Era fato. Estava realizado, provado, registrado. O triunfo das leis de Deus sobre as dos homens.
Depois de agradecer pela boa vontade e serviço prestado, Lorenzo pediu que Esperanza se fosse, pois ele próprio trataria de libertar Juarez. A jovem deixou o quarto reconfortada, embora ainda abalada demais para pisar na rua sem a companhia do padre.
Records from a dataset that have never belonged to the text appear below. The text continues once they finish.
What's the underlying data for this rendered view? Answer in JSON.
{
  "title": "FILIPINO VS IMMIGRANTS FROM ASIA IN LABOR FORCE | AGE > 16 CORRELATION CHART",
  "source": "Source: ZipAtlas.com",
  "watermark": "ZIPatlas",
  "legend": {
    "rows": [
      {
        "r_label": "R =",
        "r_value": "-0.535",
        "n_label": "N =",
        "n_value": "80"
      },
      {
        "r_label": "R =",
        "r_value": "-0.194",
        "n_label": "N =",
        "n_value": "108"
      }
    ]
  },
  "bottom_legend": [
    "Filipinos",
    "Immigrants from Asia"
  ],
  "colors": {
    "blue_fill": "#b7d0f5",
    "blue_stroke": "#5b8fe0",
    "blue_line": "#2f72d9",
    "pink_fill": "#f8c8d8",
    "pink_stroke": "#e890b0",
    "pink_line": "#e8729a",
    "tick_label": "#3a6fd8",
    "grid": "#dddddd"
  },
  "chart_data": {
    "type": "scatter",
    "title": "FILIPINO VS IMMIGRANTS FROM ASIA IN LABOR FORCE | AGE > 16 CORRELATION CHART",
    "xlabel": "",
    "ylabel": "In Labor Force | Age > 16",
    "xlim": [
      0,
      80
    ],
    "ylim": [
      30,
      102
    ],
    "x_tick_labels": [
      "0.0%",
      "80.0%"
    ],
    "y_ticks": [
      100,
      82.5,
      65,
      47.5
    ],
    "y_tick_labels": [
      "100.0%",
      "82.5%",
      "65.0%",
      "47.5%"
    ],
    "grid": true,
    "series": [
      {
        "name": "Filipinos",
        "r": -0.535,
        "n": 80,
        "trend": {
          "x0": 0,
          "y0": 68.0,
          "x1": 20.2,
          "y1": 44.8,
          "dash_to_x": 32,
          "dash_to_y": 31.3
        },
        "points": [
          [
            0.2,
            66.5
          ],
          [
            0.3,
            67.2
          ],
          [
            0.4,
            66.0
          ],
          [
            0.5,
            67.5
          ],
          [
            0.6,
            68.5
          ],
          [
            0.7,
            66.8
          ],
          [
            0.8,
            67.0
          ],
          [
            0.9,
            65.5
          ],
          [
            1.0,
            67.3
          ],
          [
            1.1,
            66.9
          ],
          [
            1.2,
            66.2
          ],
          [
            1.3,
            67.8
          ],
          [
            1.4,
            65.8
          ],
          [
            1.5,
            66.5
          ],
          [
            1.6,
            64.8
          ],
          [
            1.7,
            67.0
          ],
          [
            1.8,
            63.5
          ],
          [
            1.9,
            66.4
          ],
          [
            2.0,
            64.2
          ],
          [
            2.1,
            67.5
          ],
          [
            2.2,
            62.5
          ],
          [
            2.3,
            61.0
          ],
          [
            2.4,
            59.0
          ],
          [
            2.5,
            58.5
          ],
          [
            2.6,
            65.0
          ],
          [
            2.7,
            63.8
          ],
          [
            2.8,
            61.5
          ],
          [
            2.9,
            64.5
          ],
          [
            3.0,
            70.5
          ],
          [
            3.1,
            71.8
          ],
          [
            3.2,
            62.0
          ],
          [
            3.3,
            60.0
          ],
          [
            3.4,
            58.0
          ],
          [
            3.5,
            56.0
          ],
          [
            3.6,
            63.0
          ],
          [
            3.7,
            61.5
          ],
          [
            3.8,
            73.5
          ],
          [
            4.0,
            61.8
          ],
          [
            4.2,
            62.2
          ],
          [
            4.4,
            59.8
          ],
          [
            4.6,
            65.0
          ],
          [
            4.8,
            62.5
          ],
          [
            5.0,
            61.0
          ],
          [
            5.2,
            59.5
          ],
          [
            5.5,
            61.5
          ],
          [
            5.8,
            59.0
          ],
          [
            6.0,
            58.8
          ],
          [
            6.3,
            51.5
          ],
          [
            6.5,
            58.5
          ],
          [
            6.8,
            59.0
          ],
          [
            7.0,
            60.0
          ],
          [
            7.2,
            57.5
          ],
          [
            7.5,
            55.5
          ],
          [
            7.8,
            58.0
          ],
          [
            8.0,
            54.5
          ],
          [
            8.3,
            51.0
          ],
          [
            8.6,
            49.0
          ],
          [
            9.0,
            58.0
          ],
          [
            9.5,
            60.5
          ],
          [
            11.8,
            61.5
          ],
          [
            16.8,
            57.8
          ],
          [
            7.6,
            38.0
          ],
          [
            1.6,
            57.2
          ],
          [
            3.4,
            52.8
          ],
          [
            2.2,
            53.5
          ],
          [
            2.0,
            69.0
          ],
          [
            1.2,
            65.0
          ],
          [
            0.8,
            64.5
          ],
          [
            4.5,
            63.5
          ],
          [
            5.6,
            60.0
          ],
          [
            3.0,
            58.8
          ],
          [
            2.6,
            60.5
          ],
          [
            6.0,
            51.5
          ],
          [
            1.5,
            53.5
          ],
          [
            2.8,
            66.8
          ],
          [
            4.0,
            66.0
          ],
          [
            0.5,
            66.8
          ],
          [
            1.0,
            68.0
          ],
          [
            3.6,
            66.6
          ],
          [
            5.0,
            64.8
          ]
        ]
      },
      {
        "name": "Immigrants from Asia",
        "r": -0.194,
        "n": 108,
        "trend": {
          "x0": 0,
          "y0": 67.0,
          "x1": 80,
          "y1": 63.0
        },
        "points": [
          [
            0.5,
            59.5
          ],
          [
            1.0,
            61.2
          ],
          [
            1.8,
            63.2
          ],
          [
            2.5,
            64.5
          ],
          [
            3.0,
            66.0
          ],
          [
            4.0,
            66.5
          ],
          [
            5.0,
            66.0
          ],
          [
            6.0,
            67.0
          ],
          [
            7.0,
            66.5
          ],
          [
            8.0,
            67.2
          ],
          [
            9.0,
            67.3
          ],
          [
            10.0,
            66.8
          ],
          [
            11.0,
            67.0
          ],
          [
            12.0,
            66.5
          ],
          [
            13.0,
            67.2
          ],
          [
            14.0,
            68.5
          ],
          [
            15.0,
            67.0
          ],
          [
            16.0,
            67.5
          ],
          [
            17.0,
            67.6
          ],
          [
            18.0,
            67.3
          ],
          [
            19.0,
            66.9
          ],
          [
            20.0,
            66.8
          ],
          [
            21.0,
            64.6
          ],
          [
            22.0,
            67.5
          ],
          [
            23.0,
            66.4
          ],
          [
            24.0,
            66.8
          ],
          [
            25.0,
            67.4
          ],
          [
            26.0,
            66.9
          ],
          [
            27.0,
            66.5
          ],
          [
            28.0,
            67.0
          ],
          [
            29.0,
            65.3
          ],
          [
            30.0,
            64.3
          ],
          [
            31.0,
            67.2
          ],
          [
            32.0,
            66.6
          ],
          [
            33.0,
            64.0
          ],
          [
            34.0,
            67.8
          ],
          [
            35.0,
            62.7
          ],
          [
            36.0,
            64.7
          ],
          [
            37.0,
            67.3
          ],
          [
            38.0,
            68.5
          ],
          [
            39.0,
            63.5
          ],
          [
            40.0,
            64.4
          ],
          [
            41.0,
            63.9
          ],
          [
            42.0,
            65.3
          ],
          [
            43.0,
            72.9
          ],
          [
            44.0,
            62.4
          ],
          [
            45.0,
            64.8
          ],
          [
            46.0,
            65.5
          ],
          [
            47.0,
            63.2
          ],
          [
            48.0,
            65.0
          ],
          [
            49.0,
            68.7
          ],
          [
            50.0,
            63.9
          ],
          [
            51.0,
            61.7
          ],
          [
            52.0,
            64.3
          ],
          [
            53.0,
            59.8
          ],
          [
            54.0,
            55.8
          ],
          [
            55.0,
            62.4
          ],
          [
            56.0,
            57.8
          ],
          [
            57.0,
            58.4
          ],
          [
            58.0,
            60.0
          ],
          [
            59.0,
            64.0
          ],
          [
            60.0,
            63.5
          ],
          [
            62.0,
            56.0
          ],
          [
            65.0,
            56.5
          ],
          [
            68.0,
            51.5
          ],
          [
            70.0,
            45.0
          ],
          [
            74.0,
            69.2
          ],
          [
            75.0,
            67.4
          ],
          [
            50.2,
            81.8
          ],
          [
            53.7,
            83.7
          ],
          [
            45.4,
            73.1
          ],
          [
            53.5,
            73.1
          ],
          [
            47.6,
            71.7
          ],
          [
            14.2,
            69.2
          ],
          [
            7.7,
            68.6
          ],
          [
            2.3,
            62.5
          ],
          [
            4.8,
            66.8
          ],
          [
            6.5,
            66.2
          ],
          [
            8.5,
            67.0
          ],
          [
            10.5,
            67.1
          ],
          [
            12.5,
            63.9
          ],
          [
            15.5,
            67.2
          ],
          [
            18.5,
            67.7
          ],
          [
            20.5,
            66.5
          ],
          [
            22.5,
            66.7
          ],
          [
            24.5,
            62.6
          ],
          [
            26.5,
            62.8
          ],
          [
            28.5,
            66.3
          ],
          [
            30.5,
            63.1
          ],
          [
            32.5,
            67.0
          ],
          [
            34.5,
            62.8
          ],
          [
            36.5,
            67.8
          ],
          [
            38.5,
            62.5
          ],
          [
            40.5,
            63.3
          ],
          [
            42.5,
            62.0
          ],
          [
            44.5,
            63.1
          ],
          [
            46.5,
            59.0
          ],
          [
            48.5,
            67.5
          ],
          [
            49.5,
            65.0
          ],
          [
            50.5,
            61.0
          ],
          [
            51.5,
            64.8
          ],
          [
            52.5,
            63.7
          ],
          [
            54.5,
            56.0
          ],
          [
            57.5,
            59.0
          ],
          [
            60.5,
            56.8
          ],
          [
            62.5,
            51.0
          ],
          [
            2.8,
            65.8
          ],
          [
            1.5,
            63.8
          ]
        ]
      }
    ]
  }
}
Narrava a Yolanda os passos finais do ritual quando a serviçal a interrompeu:
“Mas Juarez nunca aprendeu latim, para responder ao padre nesse idioma depois do exorcismo. Sequer frequentou dois anos de escola sem arranjar uma expulsão.”
A revelação trouxe de volta uma visão a Esperanza; a última imagem vista antes de sair do quarto, à qual ela talvez não tivesse dado a atenção devida.
Os olhos. Aqueles olhos cinza capazes de refletir chama de vela alguma.